In den Protesten gegen die perspektivlosen Klimaverhandlungen und auf Gegengipfeln wie in Cochabamba wird unsere internationale Solidarität praktisch. Im Bündnis mit Kleinbäuer_Innen kämpfen wir weltweit für eine solidarische Landwirtschaft und Nahrungssouveränität. Gleichzeitig sind alle unsere partiellen Kämpfe Ausdruck des Widerstands gegen die fundamentale globale ökologische Krise, die eine umfassende gemeinsame Antwort erfordert. Damit sind wir Teil einer übergreifenden Bewegung gegen die herrschende Wirtschaftsordnung, gegen den Kapitalismus.

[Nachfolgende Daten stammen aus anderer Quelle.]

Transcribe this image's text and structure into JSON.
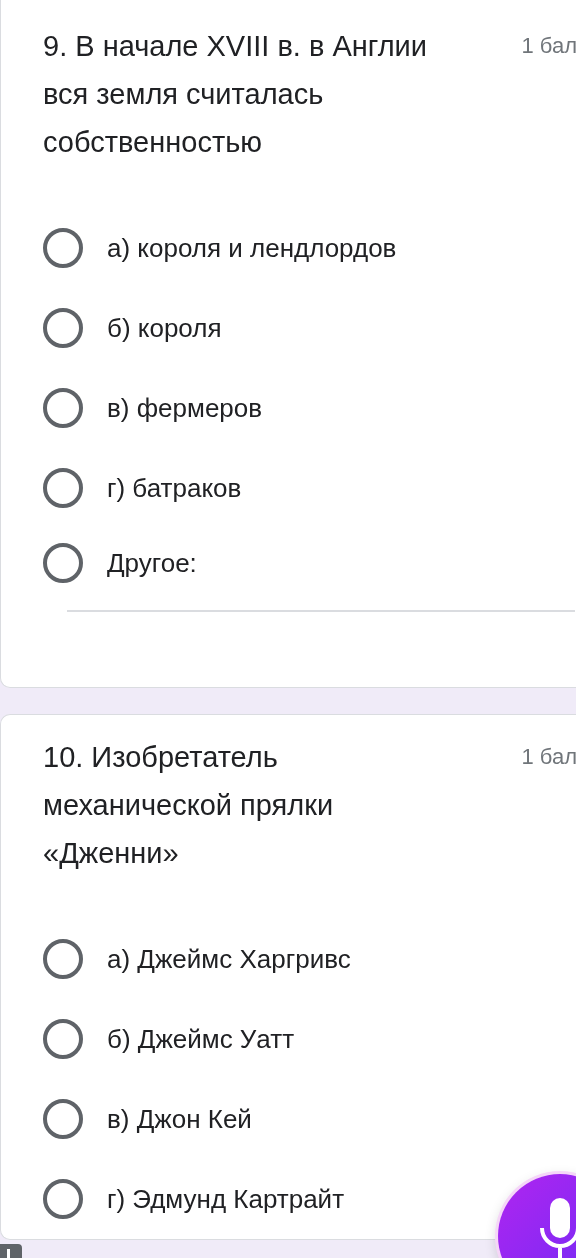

Frankfurt ist der Ort, an dem wir diese Verbindung spürbar und sichtbar machen werden. Wir – als Aktivist_Innen ökologischer Bewegungen und Kämpfe – werden uns an den Protesten beteiligen. Kommt zahlreich nach Frankfurt und beteiligt euch ebenso! Schafft Zeichen der ökologischen Krise am 17.05 auf die Plätze und Grünanlagen rund um die Bankentürme. Macht mit im Ökologie-Finger bei der Blockade der EZB am 18.5. ! Mit Fässern, weißen Schutzanzügen und Mundschutz bringen wir die unzähligen ökologischen Katastrophen zum Ausdruck. Bringt Taucherbrillen und Schnorchel mit als Symbol gegen steigende Meeresspiegel. Beteiligt Euch an den Aktionen „Frankfurt fluten“ und tragt euren Protest in die Zentralen der Banken und Konzerne, deren Profite auf Naturzerstörung basieren. Nehmt an der internationalen Demonstration am Samstag, den 19.5. teil und macht eure lokalen Kämpfe sowie eure globale Solidarität sichtbar.

Gegen Kapitalismus – für die Selbstbestimmung unseres Lebens, für die Erhaltung der Lebensgrundlagen!